The Rugby union authorities took drastic action, issuing sanctions against clubs, players and officials involved in the new organisation. This extended even to amateurs who played with or against Northern Union sides. Consequentially, northern clubs that existed purely for social and recreational rugby began to affiliate to the Northern Union, whilst retaining amateur status. By 1904 the new body had more clubs affiliated to it than the RFU.

The Play

The last decade of the 19th century and England is a cauldron of industrial conflict. The Trafalgar Square Riots, the matchgirls, gas workers and dockers strikes all symptomatic of the class troubles spreading across the country. The men and women of Manningham Mill suffer five hard months locked out over pay cuts. Cavalry units charge against the Leeds gas works. Featherstone miners are shot and killed as the government struggles to comprehend the rise of the working class voice! And inextricable bound up with the brutal social earthquakes that will bring about both trade unionism and the Labour party is the game of rugby.

By 1893 a much love sport, entertaining thousands upon thousands of men and women, finds itself a direct participant in the social upheaval. Matches, once played purely for passion, are staged to raise fund for striking workers but still constables, infantrymen and middle class amateurs play alongside the working men who’ll be on opposite sides of the picket lines the next day! Expect a few more bone crunching tackles and fierce arguments about ‘fair play’ extending beyond the realms of sport into real life.

Traditionally drawing its strength from public schools and the middle classes Rugby is now increasingly dominated by workers on the field and in the stands. But it is the issue of broken time payments that will ultimately tear apart a great institution creating bitter rivalries within communities, clubs and even families!

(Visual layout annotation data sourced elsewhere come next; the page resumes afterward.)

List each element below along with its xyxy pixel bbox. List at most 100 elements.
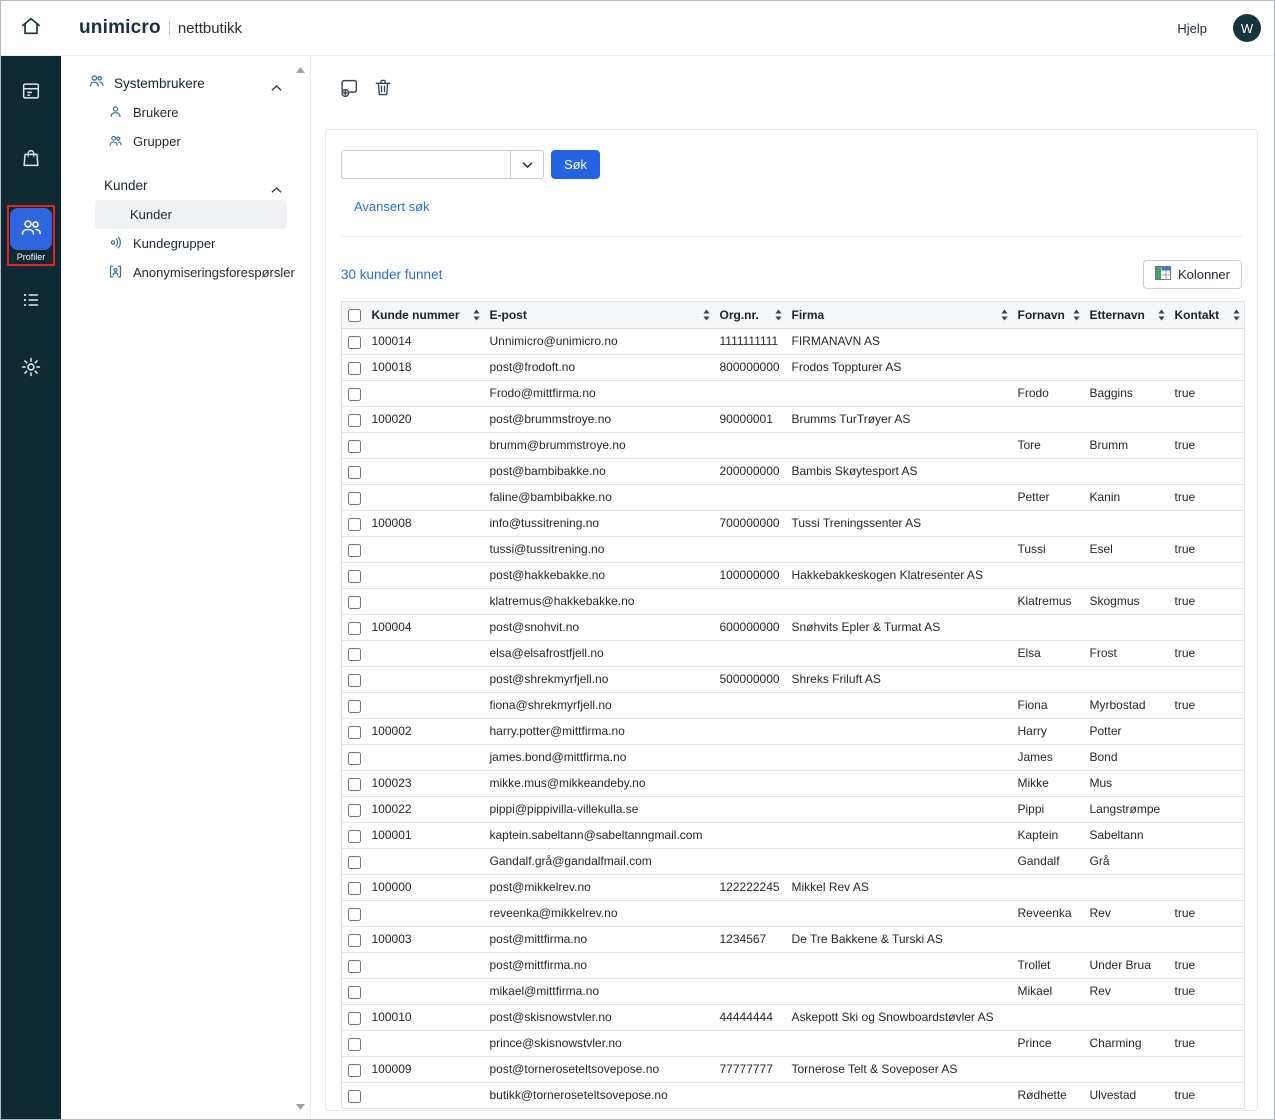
row-checkbox[interactable]: [348, 778, 361, 791]
sort-icon[interactable]: [1001, 310, 1008, 321]
table-cell: [714, 381, 786, 407]
table-cell: Esel: [1084, 537, 1169, 563]
sidebar-item-orders[interactable]: [9, 71, 53, 115]
sort-icon[interactable]: [775, 310, 782, 321]
sort-icon[interactable]: [1233, 310, 1240, 321]
table-row: 100020post@brummstroye.no90000001Brumms …: [342, 407, 1245, 433]
search-input[interactable]: [341, 150, 510, 179]
column-header[interactable]: Firma: [786, 302, 1012, 329]
row-checkbox[interactable]: [348, 518, 361, 531]
row-checkbox[interactable]: [348, 804, 361, 817]
sidebar-item-products[interactable]: [9, 138, 53, 182]
user-avatar[interactable]: W: [1233, 14, 1261, 42]
help-link[interactable]: Hjelp: [1177, 21, 1207, 36]
table-cell: [714, 641, 786, 667]
row-checkbox[interactable]: [348, 336, 361, 349]
column-header[interactable]: E-post: [484, 302, 714, 329]
table-cell: [1084, 355, 1169, 381]
sidebar-active-label: Profiler: [17, 252, 46, 262]
topbar: unimicro nettbutikk Hjelp W: [1, 1, 1274, 56]
chevron-up-icon[interactable]: [271, 181, 282, 199]
app-window: unimicro nettbutikk Hjelp W Profiler: [0, 0, 1275, 1120]
add-customer-button[interactable]: [337, 77, 361, 101]
table-cell: post@shrekmyrfjell.no: [484, 667, 714, 693]
row-checkbox-cell: [342, 329, 366, 355]
row-checkbox[interactable]: [348, 414, 361, 427]
column-header[interactable]: Kontakt: [1169, 302, 1245, 329]
search-field-dropdown[interactable]: [510, 150, 544, 179]
scroll-down-icon[interactable]: [296, 1097, 305, 1115]
row-checkbox[interactable]: [348, 674, 361, 687]
row-checkbox[interactable]: [348, 362, 361, 375]
nav-item-brukere[interactable]: Brukere: [61, 98, 310, 127]
column-header[interactable]: Fornavn: [1012, 302, 1084, 329]
sidebar-item-lists[interactable]: [9, 280, 53, 324]
row-checkbox[interactable]: [348, 1012, 361, 1025]
advanced-search-link[interactable]: Avansert søk: [354, 199, 430, 214]
table-cell: Potter: [1084, 719, 1169, 745]
chevron-up-icon[interactable]: [271, 79, 282, 97]
search-button[interactable]: Søk: [551, 150, 600, 179]
row-checkbox-cell: [342, 667, 366, 693]
table-cell: Kaptein: [1012, 823, 1084, 849]
table-cell: [366, 849, 484, 875]
row-checkbox[interactable]: [348, 440, 361, 453]
row-checkbox[interactable]: [348, 752, 361, 765]
row-checkbox[interactable]: [348, 934, 361, 947]
column-header-label: Firma: [792, 308, 825, 322]
row-checkbox[interactable]: [348, 1064, 361, 1077]
row-checkbox[interactable]: [348, 986, 361, 999]
select-all-checkbox[interactable]: [348, 309, 361, 322]
table-cell: Rev: [1084, 979, 1169, 1005]
delete-customer-button[interactable]: [371, 77, 395, 101]
row-checkbox[interactable]: [348, 882, 361, 895]
sidebar-item-profiler[interactable]: [10, 208, 52, 250]
table-cell: [714, 537, 786, 563]
row-checkbox[interactable]: [348, 544, 361, 557]
row-checkbox[interactable]: [348, 388, 361, 401]
chevron-down-icon: [522, 156, 533, 174]
column-header[interactable]: Kunde nummer: [366, 302, 484, 329]
row-checkbox[interactable]: [348, 700, 361, 713]
column-header-label: Kunde nummer: [372, 308, 460, 322]
row-checkbox[interactable]: [348, 1090, 361, 1103]
nav-section-kunder[interactable]: Kunder: [61, 170, 310, 200]
table-cell: true: [1169, 1031, 1245, 1057]
row-checkbox[interactable]: [348, 1038, 361, 1051]
table-cell: Gandalf: [1012, 849, 1084, 875]
row-checkbox[interactable]: [348, 830, 361, 843]
home-icon: [20, 15, 42, 42]
table-cell: [1012, 615, 1084, 641]
sort-icon[interactable]: [1073, 310, 1080, 321]
table-cell: 100008: [366, 511, 484, 537]
columns-button[interactable]: Kolonner: [1143, 260, 1242, 289]
row-checkbox[interactable]: [348, 596, 361, 609]
column-header[interactable]: Org.nr.: [714, 302, 786, 329]
column-header[interactable]: Etternavn: [1084, 302, 1169, 329]
sidebar-item-settings[interactable]: [9, 347, 53, 391]
table-row: 100009post@torneroseteltsovepose.no77777…: [342, 1057, 1245, 1083]
row-checkbox[interactable]: [348, 908, 361, 921]
nav-item-anonymisering[interactable]: Anonymiseringsforespørsler: [61, 258, 310, 287]
table-row: brumm@brummstroye.noToreBrummtrue: [342, 433, 1245, 459]
row-checkbox[interactable]: [348, 856, 361, 869]
sort-icon[interactable]: [473, 310, 480, 321]
sort-icon[interactable]: [1158, 310, 1165, 321]
nav-section-systembrukere[interactable]: Systembrukere: [61, 68, 310, 98]
nav-item-grupper[interactable]: Grupper: [61, 127, 310, 156]
row-checkbox[interactable]: [348, 648, 361, 661]
table-cell: Shreks Friluft AS: [786, 667, 1012, 693]
row-checkbox[interactable]: [348, 622, 361, 635]
row-checkbox[interactable]: [348, 570, 361, 583]
home-button[interactable]: [1, 1, 61, 55]
table-cell: De Tre Bakkene & Turski AS: [786, 927, 1012, 953]
row-checkbox[interactable]: [348, 492, 361, 505]
row-checkbox[interactable]: [348, 960, 361, 973]
row-checkbox[interactable]: [348, 466, 361, 479]
table-cell: post@torneroseteltsovepose.no: [484, 1057, 714, 1083]
row-checkbox[interactable]: [348, 726, 361, 739]
table-cell: Pippi: [1012, 797, 1084, 823]
nav-item-kundegrupper[interactable]: Kundegrupper: [61, 229, 310, 258]
nav-item-kunder[interactable]: Kunder: [95, 200, 287, 229]
sort-icon[interactable]: [703, 310, 710, 321]
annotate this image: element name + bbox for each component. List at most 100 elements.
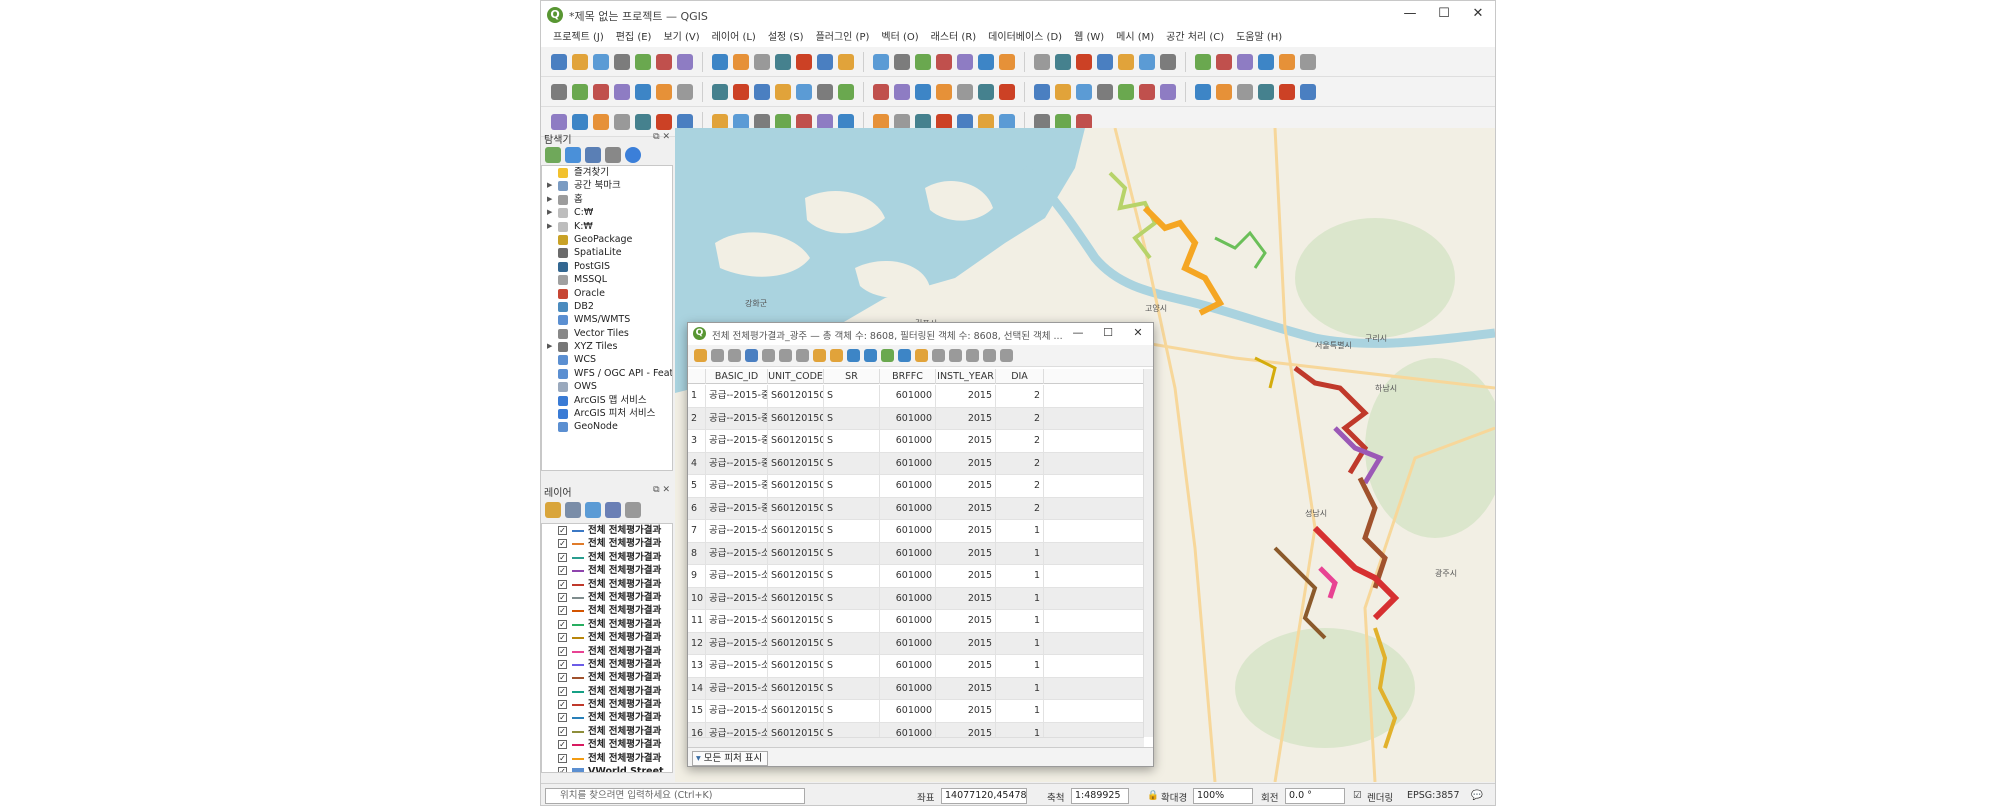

Rugby’s governing body vehemently opposes the payment of fees to any working man and of course the ‘gentlemen’ players have no need of such tawdry payments. But the amateur ethos means workers lose out on income when taking to the field to entertain loyal fans. And God help ‘em in and injury keeps them from work come Monday morning.

The politics of the workplace are inseparable from the inequalities on the playing field and so a war of words, of hearts and minds will see clergymen, sports stars, politicians, bar room experts, their spouses and adoring female fans voice passionate opinions about the perils of professionalism in sport. Meanwhile mill owners and industrialists watch their power and control threatened by the collective bargaining of the masses.

Broken Time delves into an untold seam of British history to tell a story about a Victorian community torn apart by their passion for a game. Mixing historical even and real figures with a cast of fictional souls this is not a quaint old tale of flat caps, clogs and whippets. It is about bitter rivalries, dishonest ambitions and epic passion.